Policy wonks and federal policymakers don't get it. As result of their missed estimates and flawed mindsets, federal wizards neglected the health care human infrastructure by putting caps on the number of medical students and the number of residency slots.

The problem with expert wizardry is that no matter what your scenario – more efficient, higher quality care, and more federal money poured into care; or more health insurance with expanded care; or more preventive counseling, more information technologies, and more comprehensive, coordinated care, you need more doctors.

What Will Not Work

At this point, having existing doctors work harder will not work; nor will persuading patients they should not have access to what they need or cannot afford. Nor will turning over care to nurses, midwives, LPNs or orderlies. Nor will redirecting care so doctors will be paid only within a federal system, in other words, only reimbursing them if they see Medicare and Medicaid patients.

The Problem

Well, what about single payer or Medicare for all? Here is Cooper’s response to that solution.

The problem with Medicare for all is the Federal government runs Medicare. It will sink health care. It is too capricious; it is too politically driven, too bureaucratically onerous. Physicians hate Medicare. They like the reimbursement when it comes, but it carries too much regulation, so much inefficiency– caring for Medicare patients is a terribly inefficient process. The view of the Federal government is that if they are paying the bills, they should make a whole bunch of rules, well, that just doesn’t work.

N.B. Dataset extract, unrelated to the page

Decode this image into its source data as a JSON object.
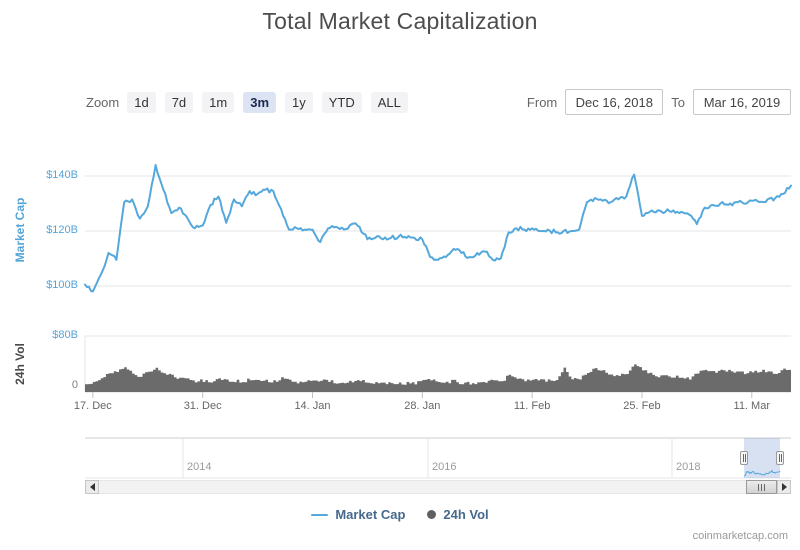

They spend all their time looking for the rotten apple in the barrel. There are rotten doctors, everybody knows that. But good doctors are exposed to such scrutiny and such arbitrary action; they are scared to death to take care of Medicare patients. So Medicare for all, in my view, is the death of health care in America.

The Answer

The answer? Listen to the people. Lighten up on federal rules. Lift the caps on the number of residency programs and medical schools. Rebuild the nation’s physician and nurse infrastructure.